F—Circos synteny diagrams displaying chromosomal fissions/fusions within diapsids. The dark red and dark orange lines represent homologous clusters of SCOs found on chromosomes not found on testudinoid genomes (TSE and Gopherus) and likely fused with TSE and Gopherus chromosomes 2 and 4. Synteny diagram (A) reveals the fusion of two Chelonia chromosomes 16 and 9 with Gopherus chromosomes 2 and 4 respectively. Synteny diagram (B) reveals the fusion of two Chelonia chromosomes 16 and 9 with TSE chromosomes 2 and 4 respectively. Synteny diagram (C) reveals that for both Gopherus and TSE the dark red and dark orange cluster of SCOs have fused with TSE and Gopherus chromosomes 2 and 4. Synteny diagram (D) and (E) reveal the archosaurian Alligator chromosomes 4 and 11 and Gallus chromosomes 26 and 22 have fused with testudinoid (Gopherus and TSE) chromosomes. Synteny diagram (F) reveals that Python chromosome 9 has fused with Gopherus and TSE chromosome 2. The dark orange cluster of SCOs from TSE chromosome 4 are part of Python chromosome 5. The colored bars in rings represent TSE chromosomes except in (A), where colored bar represent Gopherus. Black bars represent other chromosomes. Note that all single relocations have been removed for clarity.
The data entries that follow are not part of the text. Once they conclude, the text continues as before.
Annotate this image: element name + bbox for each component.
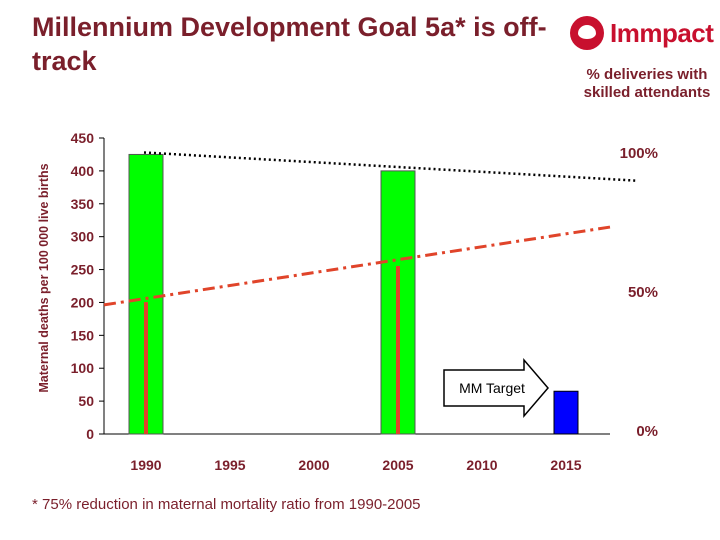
x-tick-label: 2010 [466, 457, 497, 473]
y-tick-label: 0 [86, 426, 94, 442]
logo-wordmark: Immpact [610, 18, 714, 48]
y-tick-label: 300 [71, 229, 95, 245]
x-tick-label: 1990 [130, 457, 161, 473]
y-tick-label: 400 [71, 163, 95, 179]
mm-target-label: MM Target [459, 380, 525, 396]
y-tick-label: 450 [71, 130, 95, 146]
logo: Immpact [566, 14, 716, 54]
skilled-trend-line [103, 225, 611, 307]
y-tick-label: 350 [71, 196, 95, 212]
logo-mark-icon [570, 16, 604, 50]
mm-target-arrow [443, 357, 549, 419]
y-tick-label: 150 [71, 327, 95, 343]
right-axis-tick-label: 0% [636, 423, 658, 440]
right-axis-tick-label: 100% [620, 145, 658, 162]
footnote: * 75% reduction in maternal mortality ra… [32, 496, 421, 513]
x-tick-label: 2015 [550, 457, 581, 473]
y-tick-label: 250 [71, 262, 95, 278]
page-title: Millennium Development Goal 5a* is off-t… [32, 12, 547, 76]
target-bar [553, 390, 579, 435]
y-tick-label: 100 [71, 360, 95, 376]
x-tick-label: 2000 [298, 457, 329, 473]
x-tick-label: 2005 [382, 457, 413, 473]
y-tick-label: 200 [71, 294, 95, 310]
x-tick-label: 1995 [214, 457, 245, 473]
right-axis-tick-label: 50% [628, 284, 658, 301]
y-tick-label: 50 [78, 393, 94, 409]
right-axis-title: % deliveries with skilled attendants [583, 66, 711, 101]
For the phylogenetic tree of reptile and avian genomes used in this study, the number in ovals represents the hypothesized ancestral 2n number of chromosome for each lineage based on Bickham and Carr (1983) and the circular diagrams represent the synteny diagrams highlighting the chromosomes involved in the indicated fusion event. TSE and Gopherus share the same fusion of these two clusters (diagram C).